Peter Dunne twists his cup to and fro. ‘The consulate has issued an appeal for information.’
‘Where?’ Tom says.
‘On our website, on the Chamber of Commerce site and on English-speaking networking sites.’
‘How do people know it’s there? They have to visit these sites?’ Tom says.
‘Yes.’
‘Can’t we get it on television – in the papers?’ Tom says.
‘I hope so. That’s one of the matters we’ll discuss today,’ Peter Dunne says. ‘It’s a sensitive time. The anniversary of the Tiananmen Square massacre is coming up – twenty-five years.’
My first encounter with Tom as I drummed up petition signatures and publicized our vigil. His prediction: ‘When the Chinese
government have had enough, they’ll clear the lot of them out. Water cannon or whatever. None of this will make a bit of difference. Put money on it – the protest is quashed, the Commies carry on and you have a drink with me.’

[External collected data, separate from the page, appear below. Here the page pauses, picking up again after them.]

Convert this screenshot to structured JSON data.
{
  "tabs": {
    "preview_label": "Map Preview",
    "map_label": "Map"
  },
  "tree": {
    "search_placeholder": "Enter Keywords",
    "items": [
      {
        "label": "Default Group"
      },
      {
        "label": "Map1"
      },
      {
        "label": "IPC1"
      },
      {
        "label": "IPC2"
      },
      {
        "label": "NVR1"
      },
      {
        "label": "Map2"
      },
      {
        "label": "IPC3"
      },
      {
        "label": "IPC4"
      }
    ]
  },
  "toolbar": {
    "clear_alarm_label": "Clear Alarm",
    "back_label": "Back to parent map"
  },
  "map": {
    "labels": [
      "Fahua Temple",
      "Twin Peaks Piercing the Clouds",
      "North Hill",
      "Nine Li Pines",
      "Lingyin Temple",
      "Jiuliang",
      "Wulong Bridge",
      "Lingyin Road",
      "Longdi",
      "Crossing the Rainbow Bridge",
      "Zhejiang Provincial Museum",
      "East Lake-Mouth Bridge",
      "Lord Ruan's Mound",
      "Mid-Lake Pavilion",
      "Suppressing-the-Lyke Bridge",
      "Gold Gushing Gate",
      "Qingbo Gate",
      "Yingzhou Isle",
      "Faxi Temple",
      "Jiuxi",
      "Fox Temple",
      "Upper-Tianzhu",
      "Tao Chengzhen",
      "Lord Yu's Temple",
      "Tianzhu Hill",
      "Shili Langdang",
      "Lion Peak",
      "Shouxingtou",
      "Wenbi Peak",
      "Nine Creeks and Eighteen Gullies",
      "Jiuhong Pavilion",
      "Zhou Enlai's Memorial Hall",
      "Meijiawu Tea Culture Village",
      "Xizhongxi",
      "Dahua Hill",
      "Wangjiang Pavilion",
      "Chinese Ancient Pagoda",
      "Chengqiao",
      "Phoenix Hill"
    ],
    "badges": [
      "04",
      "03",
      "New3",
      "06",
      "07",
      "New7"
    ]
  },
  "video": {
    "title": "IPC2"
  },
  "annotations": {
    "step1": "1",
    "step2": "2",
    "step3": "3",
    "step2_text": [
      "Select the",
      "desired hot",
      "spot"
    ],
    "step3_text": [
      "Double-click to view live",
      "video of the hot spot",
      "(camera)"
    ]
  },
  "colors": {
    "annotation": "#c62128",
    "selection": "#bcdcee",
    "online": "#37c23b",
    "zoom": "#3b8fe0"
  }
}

‘You want me to bet on people’s lives? Talk about shallow.’
Then the horror unfolding. The tank man with his shopping bag. The ruthless slaughter.
Our first date.
‘So you’re saying we’re not free agents?’ Tom’s got his knees crossed and swings his foot. It reminds me of a cat waving its tail, a sign of mounting aggression.
‘I’d be lying if I told you otherwise,’ Peter Dunne says. ‘I’m a diplomat, and that’s what I’m here for, to make communication, co-operation, work as well as possible. I promise I’ll do everything I can to get the action we want from the PSB and the media.’

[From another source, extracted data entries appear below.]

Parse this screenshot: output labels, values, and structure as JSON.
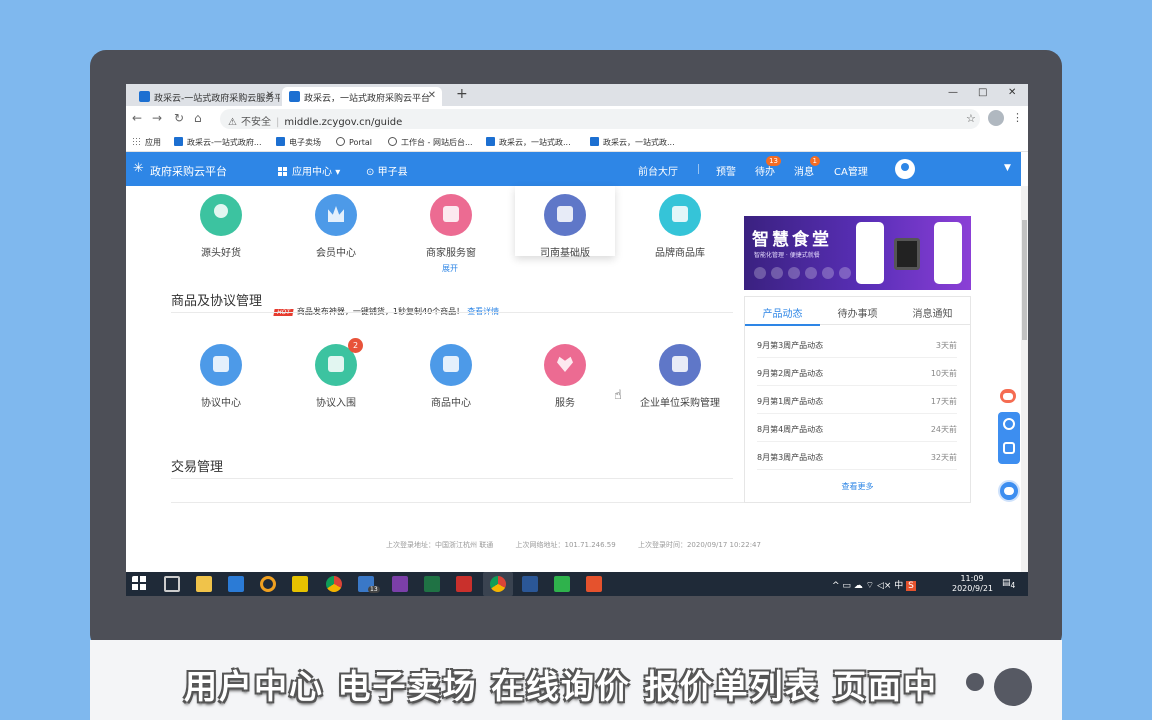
{
  "browser": {
    "tabs": [
      {
        "title": "政采云-一站式政府采购云服务平"
      },
      {
        "title": "政采云，一站式政府采购云平台"
      }
    ],
    "new_tab": "+",
    "window_controls": [
      "—",
      "□",
      "✕"
    ],
    "nav": {
      "back": "←",
      "forward": "→",
      "reload": "↻",
      "home": "⌂"
    },
    "security_text": "不安全",
    "url": "middle.zcygov.cn/guide",
    "bookmarks": [
      {
        "label": "应用",
        "icon": "apps-icon"
      },
      {
        "label": "政采云-一站式政府...",
        "icon": "site-icon"
      },
      {
        "label": "电子卖场",
        "icon": "site-icon"
      },
      {
        "label": "Portal",
        "icon": "globe-icon"
      },
      {
        "label": "工作台 - 网站后台...",
        "icon": "globe-icon"
      },
      {
        "label": "政采云，一站式政...",
        "icon": "site-icon"
      },
      {
        "label": "政采云，一站式政...",
        "icon": "site-icon"
      }
    ]
  },
  "header": {
    "brand": "政府采购云平台",
    "app_center": "应用中心",
    "region": "甲子县",
    "nav": [
      {
        "label": "前台大厅"
      },
      {
        "label": "预警"
      },
      {
        "label": "待办",
        "badge": "13"
      },
      {
        "label": "消息",
        "badge": "1"
      },
      {
        "label": "CA管理"
      }
    ],
    "brand_color": "#2e86e6"
  },
  "top_apps": [
    {
      "label": "源头好货",
      "icon": "people-icon",
      "color": "#3cc3a0"
    },
    {
      "label": "会员中心",
      "icon": "crown-icon",
      "color": "#4d9ae8"
    },
    {
      "label": "商家服务窗",
      "icon": "shop-icon",
      "color": "#ec6b92"
    },
    {
      "label": "司南基础版",
      "icon": "chart-icon",
      "color": "#5f77c8"
    },
    {
      "label": "品牌商品库",
      "icon": "bag-icon",
      "color": "#35c4d8"
    }
  ],
  "expand_label": "展开",
  "section_goods": {
    "title": "商品及协议管理",
    "hot_tag": "HOT",
    "promo": "商品发布神器，一键铺货，1秒复制40个商品！",
    "promo_link": "查看详情",
    "apps": [
      {
        "label": "协议中心",
        "icon": "book-icon",
        "color": "#4d9ae8"
      },
      {
        "label": "协议入围",
        "icon": "download-icon",
        "color": "#3cc3a0",
        "badge": "2"
      },
      {
        "label": "商品中心",
        "icon": "box-icon",
        "color": "#4d9ae8"
      },
      {
        "label": "服务",
        "icon": "heart-icon",
        "color": "#ec6b92"
      },
      {
        "label": "企业单位采购管理",
        "icon": "cart-icon",
        "color": "#5f77c8"
      }
    ]
  },
  "section_trade": {
    "title": "交易管理"
  },
  "banner": {
    "title": "智慧食堂",
    "subtitle": "智能化管理 · 便捷式就餐"
  },
  "panel": {
    "tabs": [
      "产品动态",
      "待办事项",
      "消息通知"
    ],
    "active_tab": 0,
    "items": [
      {
        "title": "9月第3周产品动态",
        "time": "3天前"
      },
      {
        "title": "9月第2周产品动态",
        "time": "10天前"
      },
      {
        "title": "9月第1周产品动态",
        "time": "17天前"
      },
      {
        "title": "8月第4周产品动态",
        "time": "24天前"
      },
      {
        "title": "8月第3周产品动态",
        "time": "32天前"
      }
    ],
    "more": "查看更多"
  },
  "footer": {
    "last_login_location": "上次登录地址：中国浙江杭州 联通",
    "last_ip": "上次网络地址：101.71.246.59",
    "last_login_time": "上次登录时间：2020/09/17 10:22:47"
  },
  "taskbar": {
    "time": "11:09",
    "date": "2020/9/21",
    "ime": "中",
    "notification_count": "4",
    "edge_badge": "13"
  },
  "subtitle": "用户中心 电子卖场 在线询价 报价单列表 页面中"
}
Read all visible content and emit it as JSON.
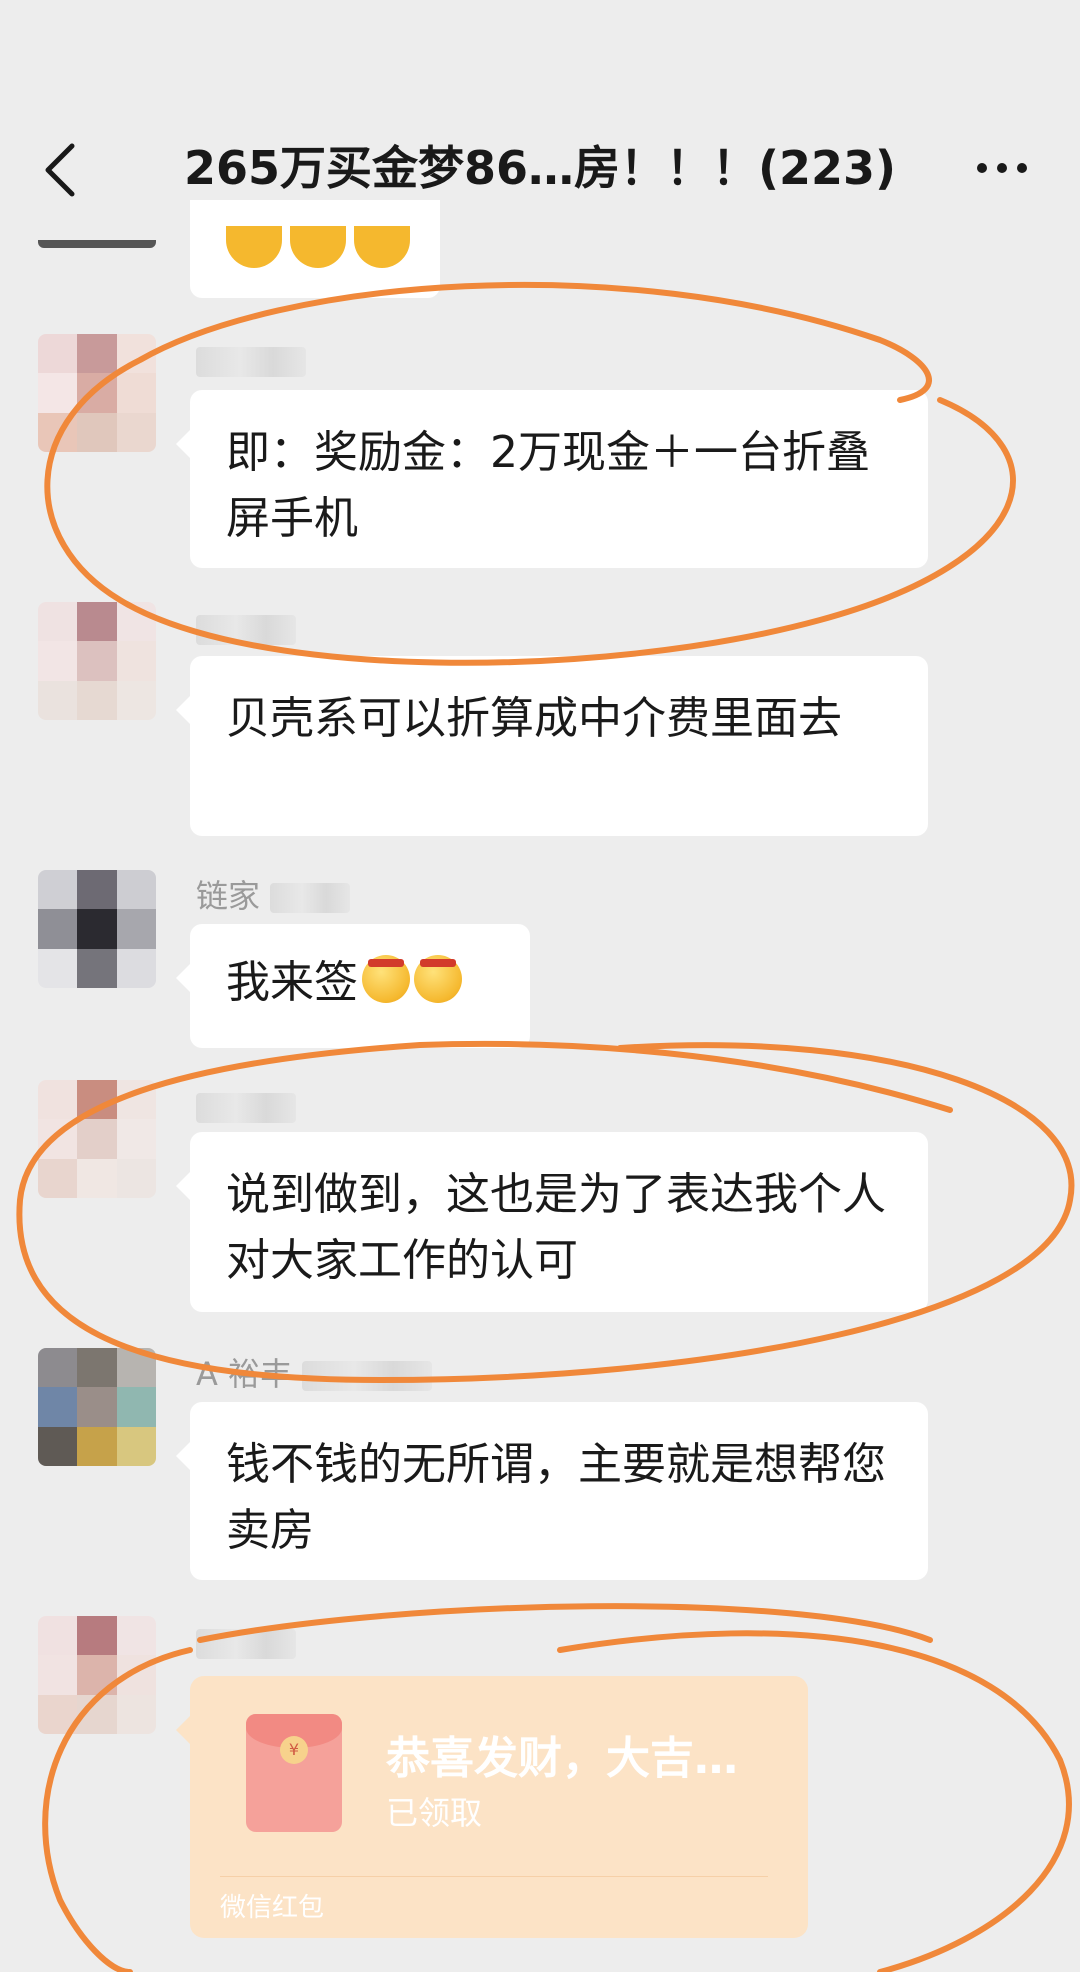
{
  "header": {
    "title": "265万买金梦86…房！！！(223)",
    "back_icon": "back-arrow-icon",
    "more_icon": "more-dots-icon"
  },
  "messages": [
    {
      "text": "即：奖励金：2万现金＋一台折叠屏手机"
    },
    {
      "text": "贝壳系可以折算成中介费里面去"
    },
    {
      "sender": "链家",
      "text": "我来签"
    },
    {
      "text": "说到做到，这也是为了表达我个人对大家工作的认可"
    },
    {
      "sender": "A 裕丰",
      "text": "钱不钱的无所谓，主要就是想帮您卖房"
    },
    {
      "red_packet": {
        "title": "恭喜发财，大吉…",
        "status": "已领取",
        "label": "微信红包"
      }
    }
  ],
  "colors": {
    "annotation": "#f0883a",
    "background": "#ededed",
    "bubble": "#ffffff",
    "red_packet": "#fce3c6"
  }
}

His phone beeps and he answers, speaks briefly in Chinese, then tells us the car is ready.
The air is almost solid, a thick, steamy heat, as we step outside and walk to where the car waits. The haze remains thick over everything. Inside, the big, black SUV is comfortable and pleasantly cool.

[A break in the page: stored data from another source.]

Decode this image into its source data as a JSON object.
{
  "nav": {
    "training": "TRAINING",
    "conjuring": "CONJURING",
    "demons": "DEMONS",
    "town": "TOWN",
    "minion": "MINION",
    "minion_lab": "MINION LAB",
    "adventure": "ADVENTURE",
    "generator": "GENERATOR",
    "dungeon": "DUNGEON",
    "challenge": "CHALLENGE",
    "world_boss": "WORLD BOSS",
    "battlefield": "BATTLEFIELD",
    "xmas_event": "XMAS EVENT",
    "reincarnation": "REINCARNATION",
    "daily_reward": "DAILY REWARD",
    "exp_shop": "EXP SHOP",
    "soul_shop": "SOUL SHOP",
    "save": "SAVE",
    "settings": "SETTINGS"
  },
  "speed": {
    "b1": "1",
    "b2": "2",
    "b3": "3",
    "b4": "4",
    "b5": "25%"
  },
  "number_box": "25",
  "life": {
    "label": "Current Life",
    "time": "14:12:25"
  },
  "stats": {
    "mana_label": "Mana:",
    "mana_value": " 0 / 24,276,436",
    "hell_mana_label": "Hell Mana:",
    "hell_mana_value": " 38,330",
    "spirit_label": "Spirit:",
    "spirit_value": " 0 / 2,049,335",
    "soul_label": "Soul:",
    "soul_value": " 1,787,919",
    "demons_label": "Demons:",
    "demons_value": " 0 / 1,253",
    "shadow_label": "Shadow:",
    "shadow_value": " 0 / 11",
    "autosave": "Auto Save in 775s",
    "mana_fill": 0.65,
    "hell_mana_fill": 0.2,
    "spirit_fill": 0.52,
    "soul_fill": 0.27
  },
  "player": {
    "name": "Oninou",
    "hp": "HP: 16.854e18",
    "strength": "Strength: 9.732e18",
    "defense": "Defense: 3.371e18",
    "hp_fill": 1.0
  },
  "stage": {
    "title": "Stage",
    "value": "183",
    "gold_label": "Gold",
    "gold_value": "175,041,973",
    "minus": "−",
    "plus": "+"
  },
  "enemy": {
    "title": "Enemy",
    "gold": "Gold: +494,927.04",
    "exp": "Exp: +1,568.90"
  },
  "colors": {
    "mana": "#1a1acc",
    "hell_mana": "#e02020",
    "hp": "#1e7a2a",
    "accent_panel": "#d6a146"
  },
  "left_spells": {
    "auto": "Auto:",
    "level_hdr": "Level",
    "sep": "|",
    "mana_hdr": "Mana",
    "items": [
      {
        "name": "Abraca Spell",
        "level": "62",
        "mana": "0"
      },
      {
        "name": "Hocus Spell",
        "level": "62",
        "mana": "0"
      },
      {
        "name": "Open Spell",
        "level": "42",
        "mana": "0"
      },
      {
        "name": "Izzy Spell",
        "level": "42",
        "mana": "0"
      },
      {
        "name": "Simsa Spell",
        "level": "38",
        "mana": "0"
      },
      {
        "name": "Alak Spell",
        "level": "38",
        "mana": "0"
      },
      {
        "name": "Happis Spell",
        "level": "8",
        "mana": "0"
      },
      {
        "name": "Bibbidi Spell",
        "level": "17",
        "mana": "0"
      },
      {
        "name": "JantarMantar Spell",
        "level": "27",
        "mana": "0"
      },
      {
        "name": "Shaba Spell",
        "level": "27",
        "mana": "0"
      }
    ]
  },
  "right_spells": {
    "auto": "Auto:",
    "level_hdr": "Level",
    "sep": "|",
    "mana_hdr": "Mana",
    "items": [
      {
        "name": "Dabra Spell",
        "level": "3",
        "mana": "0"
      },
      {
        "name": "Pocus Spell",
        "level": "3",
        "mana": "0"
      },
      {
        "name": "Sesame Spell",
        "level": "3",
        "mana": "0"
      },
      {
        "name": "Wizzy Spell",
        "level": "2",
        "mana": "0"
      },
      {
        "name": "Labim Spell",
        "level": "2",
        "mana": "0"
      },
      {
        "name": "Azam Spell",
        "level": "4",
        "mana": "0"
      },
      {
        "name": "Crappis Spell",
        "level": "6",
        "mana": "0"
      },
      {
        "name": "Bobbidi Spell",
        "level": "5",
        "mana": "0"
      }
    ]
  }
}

Peter Dunne sits up front with the driver and we are in the back. The journey is slow, erratic. Short bursts of speed are curtailed by sudden braking and long waits until we lurch forward again. A stop-go, stop-go, stop rhythm. The traffic is bumper-to-bumper and scooters and bikes weave in and out. There are lots of taxis, green saloons. We draw up beside one and I can see, painted on the bonnet, a picture of a panda clutching bamboo. The cab driver is shaving. We race away and then we’re flung forward when our driver hits the brakes to avoid a car cutting in from the left. A chorus of horns screams. My hands are gripped in my lap, my stomach tense – I’m not a great back-seat passenger at the best of times. An emergency siren starts up, a lazy chime that rises and falls as though someone had slowed down a British version to 33 revs per minute and channelled it through an ice-cream van.